In Costa Rica, as happened in Panama, the negotiations in 2000 to end the struggle against the “electricity Combo” took place when the leaders of the unions and leftist groups became part of the negotiating commission and thus prevented the workers developing their own autonomous mechanisms of struggle and cleared the way for the police and their repression. A struggle that the unions initially wanted to carry out for their own ends was put under pressure by the workers when they took to the streets demanding much more and calling on everyone to struggle. Many workers took part independently of the unions; the neighbourhoods were self-organised and there were confrontations with the police.

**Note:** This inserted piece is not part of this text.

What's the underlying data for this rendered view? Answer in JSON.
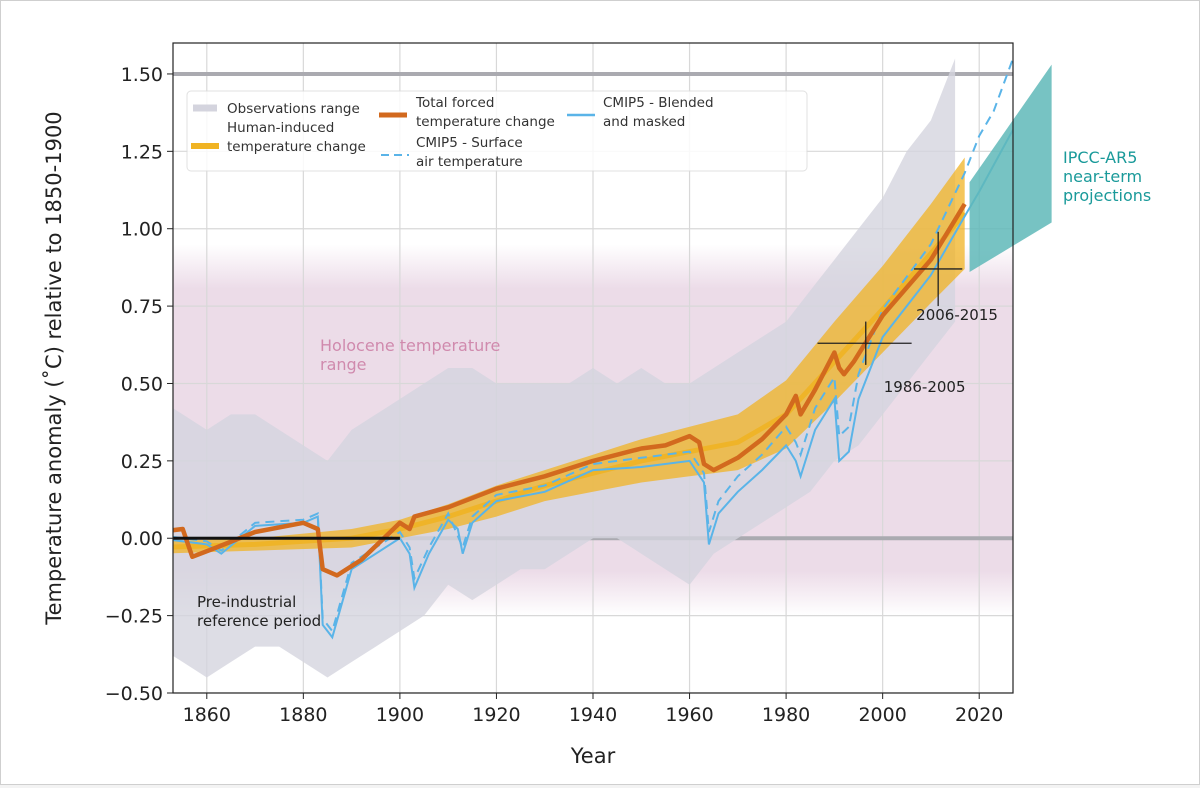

The unions had to run to catch up in order to control the strikes and to bring ‘democratic’ calm to the country again and to try and erase the consciousness of hundreds of thousands of workers and exploited people who had supported the strikes and had shown that this protest movement had succeeded in spreading beyond sectional interests.
Today all those leaders who supported the negotiation of the struggles through a commission and called for peace and democracy are participating in bourgeois elections and looking for parliamentary and union positions in order to survive as part of this class, as its ‘practical’ layer. The same story is repeated whenever there are efforts to develop struggles that really defend class interests, as with May 68. Therefore, we must unite our struggles beyond borders in order to be able to develop them and in order that workers can discuss and gain the experience of the whole class.